Bir süredir kamuoyunda tartışılan eczanelerin sahte ilaç faturaları meselesi, bazı çevreler tarafından öyle bir biçimde çarpıtılıyor ki; adeta suçlu, bu çarpık düzeni açığa çıkaran gazeteciymiş gibi gösteriliyor.
Öncelikle şunu net söyleyelim:
Bu olay, sadece Kayseri’de patlak veren bir sağlık skandalı değildir; bu tablo, Anadolu’nun dört bir yanında sessizce işleyen bir düzenin aynasıdır.
Ortada bir gerçek var:
Vatandaşların bilgisi olmadan, adlarına reçeteler düzenleniyor.
Bu reçeteler üzerinden ilaç temin edilmiş gibi gösteriliyor.
Devletin, yani milletin kasasından milyonlarca liralık kamu zararı doğuyor.
Ve bütün bunların arasında birileri hâlâ sessiz, hâlâ sorumluluktan kaçıyor.
Sorular Ağır, Sessizlik Daha Ağır!
Vatandaşların bilgisi olmadan adlarına nasıl reçete düzenleniyor?
Bu reçeteler hangi eczanelerden temin ediliyor?
Bu işlemler kamuya ne kadar zarara yol açtı?
Sorumlular nerede, kurumlar bu düzenin neresinde?
Bu sorular, sadece bir habercinin merak ettiği şeyler değil;
bu ülkenin her bir vatandaşının cebinden çıkan alın terinin hesabıdır!

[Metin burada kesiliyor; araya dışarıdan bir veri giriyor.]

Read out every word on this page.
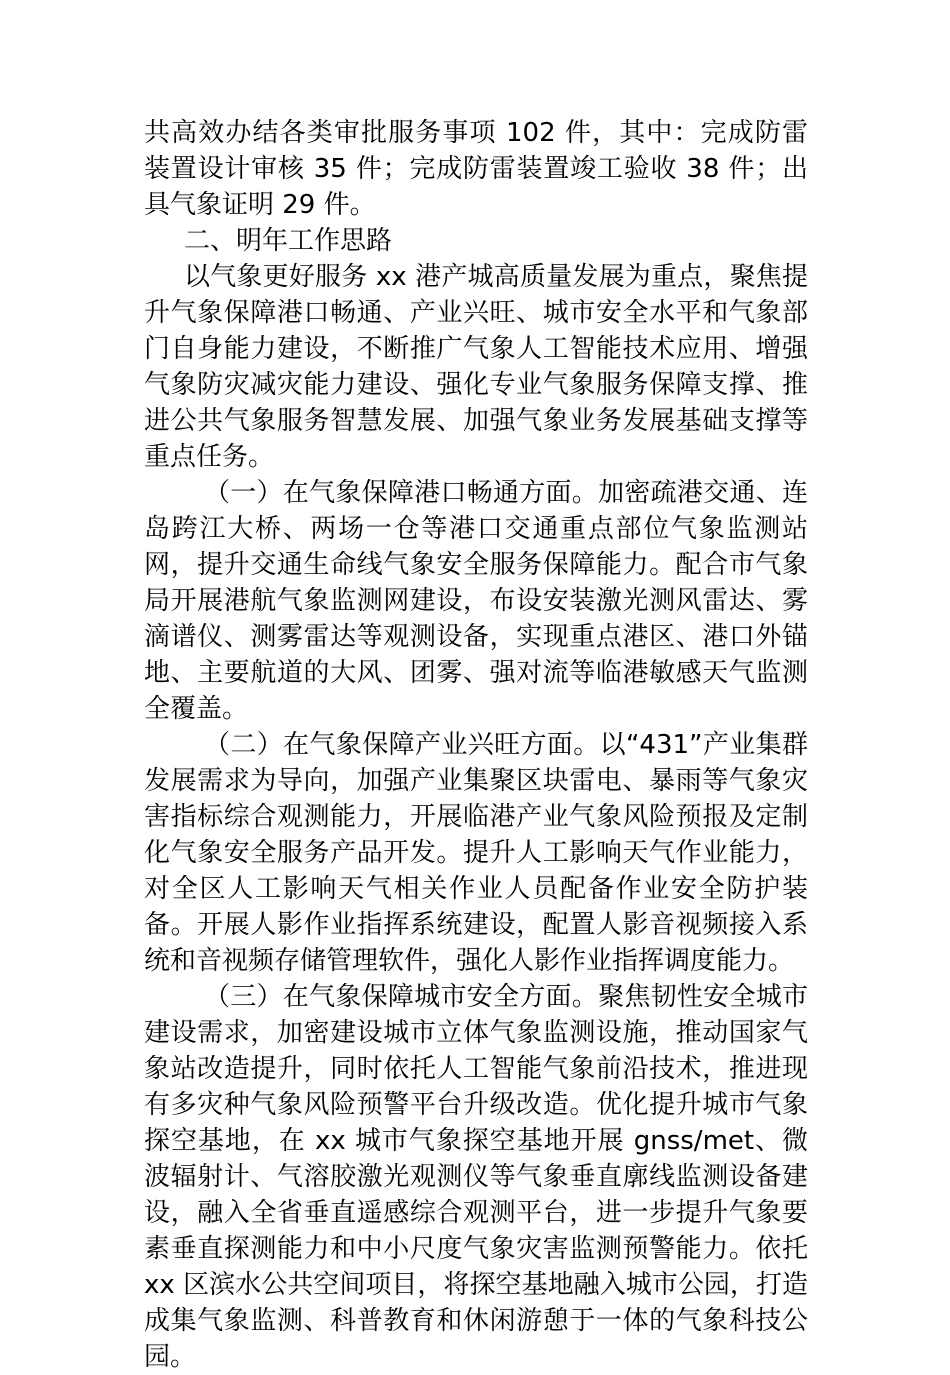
共高效办结各类审批服务事项 102 件，其中：完成防雷装置设计审核 35 件；完成防雷装置竣工验收 38 件；出具气象证明 29 件。

二、明年工作思路

以气象更好服务 xx 港产城高质量发展为重点，聚焦提升气象保障港口畅通、产业兴旺、城市安全水平和气象部门自身能力建设，不断推广气象人工智能技术应用、增强气象防灾减灾能力建设、强化专业气象服务保障支撑、推进公共气象服务智慧发展、加强气象业务发展基础支撑等重点任务。

（一）在气象保障港口畅通方面。加密疏港交通、连岛跨江大桥、两场一仓等港口交通重点部位气象监测站网，提升交通生命线气象安全服务保障能力。配合市气象局开展港航气象监测网建设，布设安装激光测风雷达、雾滴谱仪、测雾雷达等观测设备，实现重点港区、港口外锚地、主要航道的大风、团雾、强对流等临港敏感天气监测全覆盖。

（二）在气象保障产业兴旺方面。以“431”产业集群发展需求为导向，加强产业集聚区块雷电、暴雨等气象灾害指标综合观测能力，开展临港产业气象风险预报及定制化气象安全服务产品开发。提升人工影响天气作业能力，对全区人工影响天气相关作业人员配备作业安全防护装备。开展人影作业指挥系统建设，配置人影音视频接入系统和音视频存储管理软件，强化人影作业指挥调度能力。

（三）在气象保障城市安全方面。聚焦韧性安全城市建设需求，加密建设城市立体气象监测设施，推动国家气象站改造提升，同时依托人工智能气象前沿技术，推进现有多灾种气象风险预警平台升级改造。优化提升城市气象探空基地，在 xx 城市气象探空基地开展 gnss/met、微波辐射计、气溶胶激光观测仪等气象垂直廓线监测设备建设，融入全省垂直遥感综合观测平台，进一步提升气象要素垂直探测能力和中小尺度气象灾害监测预警能力。依托 xx 区滨水公共空间项目，将探空基地融入城市公园，打造成集气象监测、科普教育和休闲游憩于一体的气象科技公园。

Ama ne yazık ki, bu sorulara yanıt vermesi gerekenler, bugün en yüksek perdeden gazeteciyi suçlamaya çalışıyor.
Gazeteci Suçlu Değil, Ayna Tutandır!
Gazeteciliğin ilkesi açıktır:
Gerçeği saklamak değil, göstermek.
Bu meslek, iktidara, kuruma ya da zümreye yaranmak için değil; halkın haber alma hakkı için vardır.
O yüzden biz bu meseleyi kurcalayacağız, evet!

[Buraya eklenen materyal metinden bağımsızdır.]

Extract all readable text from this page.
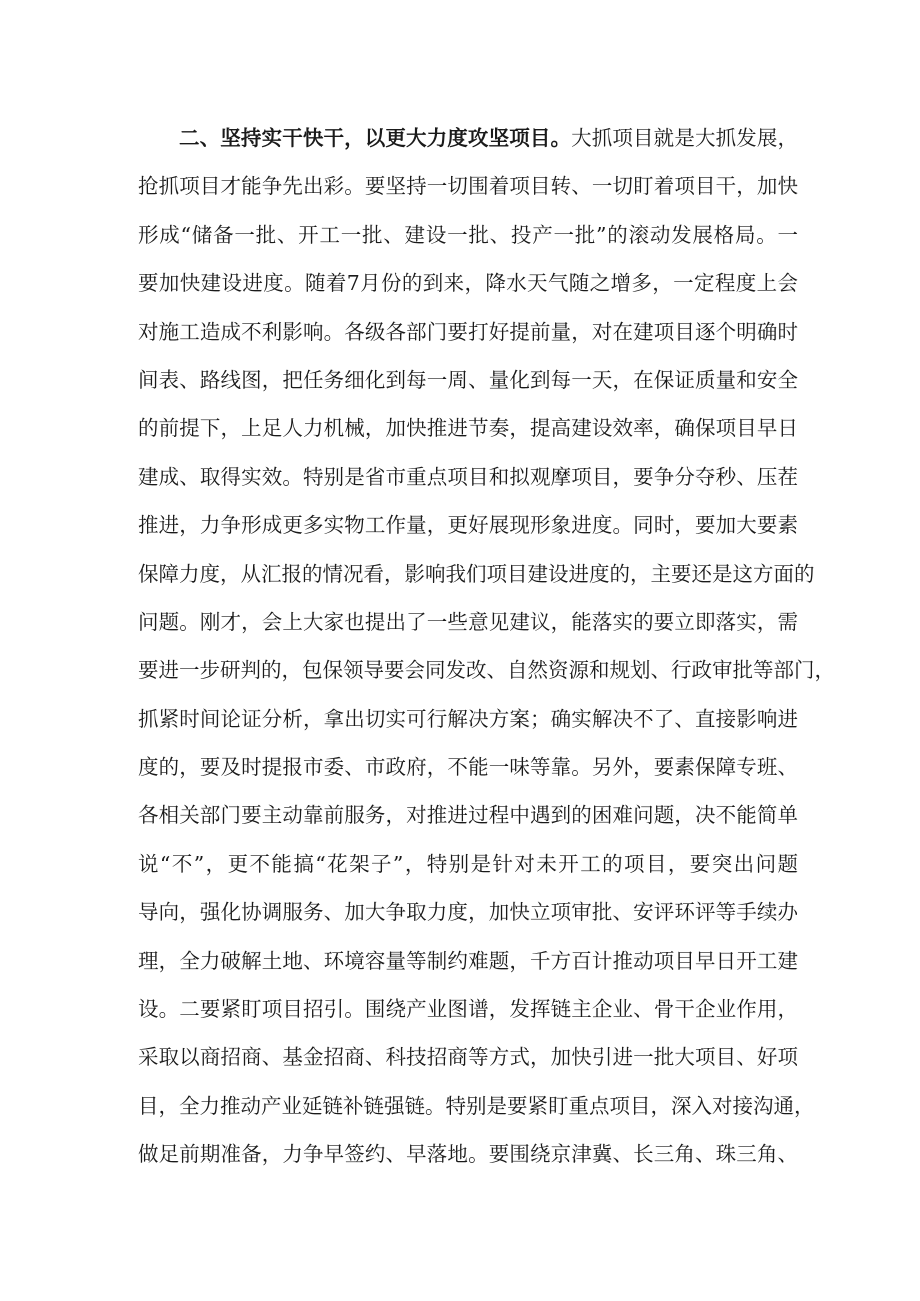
二、坚持实干快干，以更大力度攻坚项目。大抓项目就是大抓发展，
抢抓项目才能争先出彩。要坚持一切围着项目转、一切盯着项目干，加快
形成“储备一批、开工一批、建设一批、投产一批”的滚动发展格局。一
要加快建设进度。随着7月份的到来，降水天气随之增多，一定程度上会
对施工造成不利影响。各级各部门要打好提前量，对在建项目逐个明确时
间表、路线图，把任务细化到每一周、量化到每一天，在保证质量和安全
的前提下，上足人力机械，加快推进节奏，提高建设效率，确保项目早日
建成、取得实效。特别是省市重点项目和拟观摩项目，要争分夺秒、压茬
推进，力争形成更多实物工作量，更好展现形象进度。同时，要加大要素
保障力度，从汇报的情况看，影响我们项目建设进度的，主要还是这方面的
问题。刚才，会上大家也提出了一些意见建议，能落实的要立即落实，需
要进一步研判的，包保领导要会同发改、自然资源和规划、行政审批等部门，
抓紧时间论证分析，拿出切实可行解决方案；确实解决不了、直接影响进
度的，要及时提报市委、市政府，不能一味等靠。另外，要素保障专班、
各相关部门要主动靠前服务，对推进过程中遇到的困难问题，决不能简单
说“不”，更不能搞“花架子”，特别是针对未开工的项目，要突出问题
导向，强化协调服务、加大争取力度，加快立项审批、安评环评等手续办
理，全力破解土地、环境容量等制约难题，千方百计推动项目早日开工建
设。二要紧盯项目招引。围绕产业图谱，发挥链主企业、骨干企业作用，
采取以商招商、基金招商、科技招商等方式，加快引进一批大项目、好项
目，全力推动产业延链补链强链。特别是要紧盯重点项目，深入对接沟通，
做足前期准备，力争早签约、早落地。要围绕京津冀、长三角、珠三角、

Çünkü kurcalamadan, çürük yer kokmaz; çürük yer kokmadıkça da hiçbir sistem düzelmez.
Bugün gazeteciyi susturmak isteyenler, yarın kendi sessizlikleriyle yargılanacaklar.
Çünkü bu düzenin üzerindeki perdeyi kaldırmak, sadece bir gazetecilik görevi değil; toplumsal bir ahlak borcudur.
Bu Mesele Burada Bitmez…
Kayseri’de bir eczanede başlayan bu skandal, sadece bir şehir meselesi değildir;
bu, Türkiye’nin sağlık sisteminde bir vicdan krizidir.
Sahte reçeteler, hayali hastalar, sistemde görünmeyen denetimler…
Bütün bunlar bir tesadüf değil, göz yumulan bir düzenin sonucudur.
Bugün bu sorular cevapsız kalırsa, yarın başka şehirlerde başka faturalar, başka skandallar patlayacak.
Ve her defasında, “gazeteci suçlu” denilerek hakikat gömülmeye çalışılacak.
Ama biz susmayacağız.
Gerçeğin üstünü örten her el, halkın hakkını gasp eden eldir.
Biz o eli tutup göstereceğiz, çünkü bu, gazeteciliğin değil insanlığın borcudur.
Nihayetinde;
Bu mesele bir faturadan ibaret değil;
bu mesele, devletin vicdanına kesilmiş bir faturadır.
Ve o vicdan, sessizlikle değil; sorgulamayla temizlenir.
O yüzden dost, biz yazacağız.
Soracağız.
Kurcalayacağız.
Çünkü gerçekler saklandıkça, bir gün herkes hasta olur
ve o zaman reçete yazacak kimse kalmaz.